Luisi has e'er now shown himself to be one of those Italian maestros gifted in German rep. The next Sinopoli? (NB My favorite Toscanini recordings, by far, are his Wagner excerpts. He could draw perfect playing from any orchestra in any rep, but, imo, he was above all a Wagner specialist.)

* Owens understated his first "Der Ring?" -- the way people sometimes gasp or whisper their first repetition of unbearable news.

* Well, that note on "Soll an Freude dir frommen mein Fluch" won't go down as Owens's happiest moment. Time to regroup forces for the actual Curse....

*....which he's doing. Sounds effortless again.

* Ok, ok, no need to hold "Knecht" too long if you're scraping the bottom of the voice-barrel. Good support there, Maestro! (A good opera conductor not only keeps the orchestra together but perceives when a singer needs the fire brigade.)

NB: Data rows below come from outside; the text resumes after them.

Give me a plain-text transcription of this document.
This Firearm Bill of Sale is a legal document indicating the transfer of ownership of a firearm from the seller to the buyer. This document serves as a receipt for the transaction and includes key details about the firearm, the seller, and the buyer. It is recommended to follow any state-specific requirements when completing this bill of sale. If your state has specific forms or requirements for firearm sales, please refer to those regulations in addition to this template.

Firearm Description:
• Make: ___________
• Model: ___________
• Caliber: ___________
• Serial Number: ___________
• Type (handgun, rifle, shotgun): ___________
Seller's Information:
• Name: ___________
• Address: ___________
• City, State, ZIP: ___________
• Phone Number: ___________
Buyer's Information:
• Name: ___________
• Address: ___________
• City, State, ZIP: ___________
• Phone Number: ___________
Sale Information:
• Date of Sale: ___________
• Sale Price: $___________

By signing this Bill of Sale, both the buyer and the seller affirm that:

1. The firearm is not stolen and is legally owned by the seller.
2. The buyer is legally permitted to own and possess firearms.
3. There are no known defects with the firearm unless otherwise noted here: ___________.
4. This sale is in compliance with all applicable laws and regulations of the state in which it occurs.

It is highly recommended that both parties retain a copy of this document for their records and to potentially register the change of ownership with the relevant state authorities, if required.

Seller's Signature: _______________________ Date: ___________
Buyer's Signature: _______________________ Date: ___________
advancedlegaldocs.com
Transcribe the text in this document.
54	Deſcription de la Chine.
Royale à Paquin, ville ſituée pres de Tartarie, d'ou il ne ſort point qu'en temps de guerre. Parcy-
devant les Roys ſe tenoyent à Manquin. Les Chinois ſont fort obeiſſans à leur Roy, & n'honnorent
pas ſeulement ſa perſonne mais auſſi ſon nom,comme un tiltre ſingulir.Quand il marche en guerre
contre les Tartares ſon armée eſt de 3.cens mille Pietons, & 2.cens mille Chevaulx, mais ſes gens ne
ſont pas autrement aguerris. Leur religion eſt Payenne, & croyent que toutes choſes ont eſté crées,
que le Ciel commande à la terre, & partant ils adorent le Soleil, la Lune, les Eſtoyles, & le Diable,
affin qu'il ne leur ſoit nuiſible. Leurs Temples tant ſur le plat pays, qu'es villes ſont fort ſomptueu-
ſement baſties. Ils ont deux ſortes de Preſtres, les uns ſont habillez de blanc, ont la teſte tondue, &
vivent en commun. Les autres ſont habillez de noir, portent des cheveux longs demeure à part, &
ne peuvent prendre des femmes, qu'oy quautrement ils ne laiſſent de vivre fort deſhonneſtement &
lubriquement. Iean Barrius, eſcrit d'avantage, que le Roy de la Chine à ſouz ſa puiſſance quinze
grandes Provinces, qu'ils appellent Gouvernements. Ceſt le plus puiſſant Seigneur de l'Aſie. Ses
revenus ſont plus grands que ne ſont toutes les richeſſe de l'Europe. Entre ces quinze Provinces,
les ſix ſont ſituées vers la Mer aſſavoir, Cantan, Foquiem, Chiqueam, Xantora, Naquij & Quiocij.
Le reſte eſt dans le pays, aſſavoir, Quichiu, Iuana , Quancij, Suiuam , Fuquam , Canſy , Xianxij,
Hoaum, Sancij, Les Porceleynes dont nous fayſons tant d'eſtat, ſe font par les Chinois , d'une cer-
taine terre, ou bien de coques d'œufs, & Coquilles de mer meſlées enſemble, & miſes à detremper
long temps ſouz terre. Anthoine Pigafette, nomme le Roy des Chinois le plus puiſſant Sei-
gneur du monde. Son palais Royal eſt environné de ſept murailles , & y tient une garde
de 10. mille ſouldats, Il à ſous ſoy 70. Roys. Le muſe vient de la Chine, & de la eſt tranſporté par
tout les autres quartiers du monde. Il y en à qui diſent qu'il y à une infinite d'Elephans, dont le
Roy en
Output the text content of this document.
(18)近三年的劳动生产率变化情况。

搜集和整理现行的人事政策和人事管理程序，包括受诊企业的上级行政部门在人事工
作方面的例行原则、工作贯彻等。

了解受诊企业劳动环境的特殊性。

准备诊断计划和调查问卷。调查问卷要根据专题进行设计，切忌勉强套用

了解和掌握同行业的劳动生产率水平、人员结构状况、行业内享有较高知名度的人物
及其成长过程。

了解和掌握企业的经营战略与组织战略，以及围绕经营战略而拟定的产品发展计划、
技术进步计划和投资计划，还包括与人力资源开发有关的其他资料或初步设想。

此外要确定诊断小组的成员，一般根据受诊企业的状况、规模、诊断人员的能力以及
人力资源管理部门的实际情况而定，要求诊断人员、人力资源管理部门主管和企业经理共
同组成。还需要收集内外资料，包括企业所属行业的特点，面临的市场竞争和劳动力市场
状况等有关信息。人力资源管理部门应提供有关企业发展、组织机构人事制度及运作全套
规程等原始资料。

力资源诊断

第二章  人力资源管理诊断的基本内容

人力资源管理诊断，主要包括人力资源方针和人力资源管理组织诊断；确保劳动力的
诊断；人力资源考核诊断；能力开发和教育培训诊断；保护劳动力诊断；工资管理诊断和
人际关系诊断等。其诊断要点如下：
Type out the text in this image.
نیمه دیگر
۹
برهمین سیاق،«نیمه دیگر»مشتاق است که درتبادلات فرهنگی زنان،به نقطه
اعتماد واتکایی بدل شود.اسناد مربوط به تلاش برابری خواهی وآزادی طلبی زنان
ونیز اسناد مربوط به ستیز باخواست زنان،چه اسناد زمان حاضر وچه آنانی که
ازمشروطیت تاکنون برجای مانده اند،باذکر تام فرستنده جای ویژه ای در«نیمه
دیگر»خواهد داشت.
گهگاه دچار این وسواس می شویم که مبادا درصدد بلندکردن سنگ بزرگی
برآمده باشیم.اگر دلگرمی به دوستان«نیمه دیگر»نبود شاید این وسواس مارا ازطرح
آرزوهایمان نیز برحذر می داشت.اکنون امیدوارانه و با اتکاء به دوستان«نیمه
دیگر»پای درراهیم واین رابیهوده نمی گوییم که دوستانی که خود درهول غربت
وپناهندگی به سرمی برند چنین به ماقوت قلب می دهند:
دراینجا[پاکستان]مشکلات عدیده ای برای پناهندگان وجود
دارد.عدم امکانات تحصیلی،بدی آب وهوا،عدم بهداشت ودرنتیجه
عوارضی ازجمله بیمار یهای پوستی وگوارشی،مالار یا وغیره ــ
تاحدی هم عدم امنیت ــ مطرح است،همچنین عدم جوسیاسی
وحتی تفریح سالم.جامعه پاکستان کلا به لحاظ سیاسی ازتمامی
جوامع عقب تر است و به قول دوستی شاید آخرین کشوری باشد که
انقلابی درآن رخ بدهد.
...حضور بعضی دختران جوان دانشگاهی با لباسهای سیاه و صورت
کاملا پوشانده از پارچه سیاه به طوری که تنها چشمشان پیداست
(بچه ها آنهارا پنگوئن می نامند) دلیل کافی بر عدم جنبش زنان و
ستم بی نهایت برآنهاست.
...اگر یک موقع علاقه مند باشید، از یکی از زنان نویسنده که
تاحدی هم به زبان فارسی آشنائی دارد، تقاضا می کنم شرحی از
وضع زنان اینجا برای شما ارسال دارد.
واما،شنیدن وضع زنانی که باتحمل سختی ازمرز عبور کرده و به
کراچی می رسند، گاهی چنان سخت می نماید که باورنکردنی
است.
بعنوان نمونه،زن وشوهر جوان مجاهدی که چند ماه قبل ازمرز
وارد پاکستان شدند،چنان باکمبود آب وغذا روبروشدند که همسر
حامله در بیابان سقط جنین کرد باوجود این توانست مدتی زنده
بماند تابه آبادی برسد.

* Eric, you've just finished another performance of one of the most difficult roles in your rep, and it was great until the last few seconds -- which, unforch, are highly exposed. Now go rest, then see your coach. See you on fb!

* The Giants are back: Selig (Fasolt) sentimental, and Koenig (Fafner) bloody mean!

* Stephanie Blythe's Fricka, to me, neither adds much nor detracts anything. Am I missing something? Some of her fans admit as much but blame it on the production. I don't buy that. She just doesn't move well in any production, and has a good-but-not-great voice. I saw her WALKURE Fricka in the previous production -- and she tripped over a piece of the (admittedly very uneven) set. However, she recovered in character -- imperiously waving of support efforts from James Morris, who also avoided breaking character.

* Patricia Bardon (Erda) has a fine contralto voice, but I'd have sworn she got the melody-line slightly wrong in her opening line.

* I can hear some stage machinery noises again. Erda descending? And who's that backstage shouting something?

* AWESOME how Luisi slows things down ominously just before the Giants' fight scene.

* W-wait. Did I just hear some audience laughter? At what -- the body of Fasolt sliding down the plank, Sweeney-Todd-style? Sorry, that's not a laughing moment, I don't care if you are a matinee audience with buses back to Philly waiting for you....

* Call to the Mists: Dwayne Croft is a fine Donner. And his brother Richard was a fine Loge last fall. Is there some law that the Croft brothers can't ever appear in the same performance? (E.g. in PELLEAS....?)

* "Abendlich strahlt der Sonne Auge": Terfel sounding the best he has all afternoon; his familiar self.

* Entrance of the God: Luisi's pacing -- neither slow nor fast but steady and stately -- excellent!

* Big hand for Owens; he acknowledges "orchestra," meaning probably Luisi, I'm guessing

* Big hand as well for Bezuyen and Terfel

* Now Luisi on stage

* I don't like the Met's gradual abandonment of traditional Met curtain calls in favor of Broadway bows, but that's a separate post. Admittedly, in RHEINGOLD, the only difference is whether the curtain is (Broadway style) or is not (traditional Met style) up during curtain calls.

* "Von Morgen bis Abend" -- so much happens in such a short time in DAS RHEINGOLD: the gold is stolen, the Ring is forged, Valhalla is completed, the Ring is stolen and cursed, Wotan dooms himself and the gods though his momentarily hanging onto it (Erda is flatly wrong if she thinks Wotan can save the gods by getting rid of it -- maybe she's just on a seduction mission: dark temptress 'n' all that); and the gods take possession of Valhalla thinking they're in the catbird's seat when they're actually in the crosshairs.

Playing time? Two and a half hours, give or take. Slightly longer than Act II of DIE WALKURE. Shorter than Prologue + Act I of GOTTERDAMMERUNG.

Yes, later installments of THE RING proceed more spaciously: that's because they focus, much more than does RHEINGOLD, on the human dramas between the characters ("human" even when they involve interactions between gods and men, or passages from divinity to "mere" humanity).

Saturday, January 15, 2011

Listening to Met b'cast TRAVIATA. Thinking of suspending my ban on soprano crushes (mezzos free to apply) due to Poplavskaya; I was carried away by her Elisabetta last month. Right now we've just finished Act I of T., and I want to say You go girl, sounding' great, and don't let anyone pressure you into trying high options you don't feel comfortable with!